Fruit Shaped Sensor can Improve Freshness of Fruits

Fruit Shaped Sensor
The main issues cargo companies face while shipping fresh fruits is the degradation of the cargo contents. Various factors can be responsible for fruits losing their freshness, contamination by bacteria and temperature being the primary causes. Fruits have to travel a long way before they reach shops and eventually to our homes. Not every cargo does reach safely; most of them perish on their way resulting in heavy losses to both suppliers as well as customers. To deal with this problem, researchers from Swiss federal laboratories for material Science and Technology have come up with a sensor device that looks exactly like a fruit!

The basic idea behind this sensor is to inform the transport firm about the conditions inside the cargo and if there is proper cooling. If any irregularities are found, the sensor alerts the firm to take immediate action. The device is identical to different types of fruits which include apples, oranges, bananas and mangoes at the moment. These are to be kept in with the real fruits inside the cargo container which in turn monitors the temperature.

Causes of spoilage

Temperature and external factors play a major role is spoiling the freshness of fruits. Cargos containing the fruits are often kept outside during layovers or change of transport. This can cause the contents to be exposed to external environmental factors such as heat and also different airborne microorganisms. Another cause can be attributed to power cut offs in transport or storage units which can affect the quality of the fruits being delivered. Exporters often use sensors to keep informed about the cargo temperatures but it can only give a generalized temperature reading. this is new sensor which is still in its trial days is more capable than its other counterparts as it can effectively simulate different characteristics of individual fruit types and give a detailed reading.

The making of the sensor

To prepare the device, researchers, first did a full x-ray of real fruits- apples, oranges, bananas and mangoes. The sensor devices were modeled exactly based on the texture and shape of the fruits.

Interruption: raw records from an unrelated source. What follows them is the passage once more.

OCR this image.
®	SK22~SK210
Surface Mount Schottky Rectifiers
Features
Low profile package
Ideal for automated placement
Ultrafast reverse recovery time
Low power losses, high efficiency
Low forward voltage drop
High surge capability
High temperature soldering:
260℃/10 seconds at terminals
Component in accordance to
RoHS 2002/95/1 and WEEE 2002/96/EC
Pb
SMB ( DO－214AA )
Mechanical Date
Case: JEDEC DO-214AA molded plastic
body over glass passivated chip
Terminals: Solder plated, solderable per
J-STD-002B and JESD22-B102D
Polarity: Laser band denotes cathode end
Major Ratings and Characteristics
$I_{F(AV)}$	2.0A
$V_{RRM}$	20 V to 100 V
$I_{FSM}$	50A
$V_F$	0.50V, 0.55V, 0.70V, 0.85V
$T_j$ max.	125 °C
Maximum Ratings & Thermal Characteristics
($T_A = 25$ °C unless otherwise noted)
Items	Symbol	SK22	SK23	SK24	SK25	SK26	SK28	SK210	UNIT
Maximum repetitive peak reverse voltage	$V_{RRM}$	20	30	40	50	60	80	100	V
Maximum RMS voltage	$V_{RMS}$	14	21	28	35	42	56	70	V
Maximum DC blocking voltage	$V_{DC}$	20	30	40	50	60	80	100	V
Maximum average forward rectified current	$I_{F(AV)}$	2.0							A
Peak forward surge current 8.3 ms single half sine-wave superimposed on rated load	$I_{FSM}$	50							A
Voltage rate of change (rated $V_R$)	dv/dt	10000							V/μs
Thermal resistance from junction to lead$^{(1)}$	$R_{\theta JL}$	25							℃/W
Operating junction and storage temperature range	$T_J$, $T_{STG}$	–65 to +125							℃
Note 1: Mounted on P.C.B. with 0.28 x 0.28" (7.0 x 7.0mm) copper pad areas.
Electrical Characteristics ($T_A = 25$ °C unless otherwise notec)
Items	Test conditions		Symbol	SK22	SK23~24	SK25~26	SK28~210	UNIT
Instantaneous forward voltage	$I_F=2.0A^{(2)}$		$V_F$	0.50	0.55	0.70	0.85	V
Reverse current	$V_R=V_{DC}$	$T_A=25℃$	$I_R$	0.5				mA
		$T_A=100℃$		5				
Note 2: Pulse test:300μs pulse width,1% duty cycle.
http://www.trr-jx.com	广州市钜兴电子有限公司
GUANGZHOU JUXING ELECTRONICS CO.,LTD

The teams then went on to find out the composition of the fruits and were able to recreate each of the different fruit’s flesh by using a mix of carbohydrates, water and polystyrene.

Fruit shaped molds were then created using 3D printers and the mixture were poured and allowed to take the shape of the fruit. Sensors were fitted in the middle of the fruit molds.

The sensors would control the temperature data and readings for the whole transport process. If something goes wrong during the journey, suppliers can work out a solution from the temperature readings. Researchers are performing successful field tests and it won’t be long that these fruit sensors are commercialized, to be used by both big and small transit firms. The team hopes to reduce the cost and time of the logistics operation and help companies make amendments to sanitary protocols.